Godwin and Groenewald saw the tales collected by Nyembezi and Msimang as "heroine-centred" stories, focused on the girl and her quest for marriage.

====The two sisters====
Other approaches contrast the behaviour of both female characters: an elder sister who respects the crippled elder at the middle of the journey, and a younger one who maltreats them, with different outcomes for each of the sisters. In the same vein, Marianne Brindley states that informants of the tale focus on the need to listen to the old woman's advice to be fortunate.
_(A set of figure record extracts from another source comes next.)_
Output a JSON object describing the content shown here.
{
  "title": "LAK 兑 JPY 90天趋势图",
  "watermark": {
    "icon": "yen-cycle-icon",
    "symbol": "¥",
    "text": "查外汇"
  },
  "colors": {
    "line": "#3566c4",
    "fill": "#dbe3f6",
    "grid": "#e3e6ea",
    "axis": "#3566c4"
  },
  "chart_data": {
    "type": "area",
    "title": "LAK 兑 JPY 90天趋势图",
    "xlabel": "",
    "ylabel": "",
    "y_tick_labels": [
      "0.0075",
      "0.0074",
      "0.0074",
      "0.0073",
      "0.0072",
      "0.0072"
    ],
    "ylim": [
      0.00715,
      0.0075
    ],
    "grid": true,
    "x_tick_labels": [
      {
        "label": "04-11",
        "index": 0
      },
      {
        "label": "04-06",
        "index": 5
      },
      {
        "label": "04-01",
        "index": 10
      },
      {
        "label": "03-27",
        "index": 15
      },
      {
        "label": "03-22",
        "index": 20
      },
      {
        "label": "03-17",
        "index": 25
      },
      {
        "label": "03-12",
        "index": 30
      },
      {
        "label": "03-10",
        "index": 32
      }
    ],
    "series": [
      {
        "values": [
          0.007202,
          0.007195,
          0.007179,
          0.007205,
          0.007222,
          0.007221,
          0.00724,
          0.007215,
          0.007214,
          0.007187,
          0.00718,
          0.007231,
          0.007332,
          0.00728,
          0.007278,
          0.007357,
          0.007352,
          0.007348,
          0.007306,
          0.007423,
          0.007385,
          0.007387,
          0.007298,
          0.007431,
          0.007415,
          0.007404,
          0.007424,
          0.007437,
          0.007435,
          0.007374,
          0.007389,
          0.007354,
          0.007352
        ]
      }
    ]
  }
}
Godwin and Groenewald mentioned the parallel of the "kind and unkind girls" to European stories of the type: in African stories, the calabash is the instrument to draw water, while in the European versions, it is a bucket.

====The serpent husband====
The character of Umamba has been compared to The Frog Prince of the titular German fairy tale by American professor George Lyman Kittredge: both characters are princes enchanted into animal form (snake or toad), and are only released from their curse by the hand of the woman who accepted to marry them. The name "Mamba" also seems to recall the venomous mamba snake.

Author Edwin Sidney Hartland compared Umamba's tale to one of the Karen people where a tree lizard marries a king's seventh daughter and she conspires with her mother to burn his lizard skin.

The story has also been compared to similar international tales about a marriage between a supernatural creature and a human maiden who disenchants him (namely, Cupid and Psyche and Beauty and the Beast).

==== The serpent's name ====
Rev. O. Stavem translated the name as "The Umamba (a kind of snake) of Maqula". Africanist Harold Scheub gave his name as "Mamba of the Pools".

Godwin and Groenewald interpret the name Maquba as "the dustblower", also the name of the Zulu month when strong winds blow.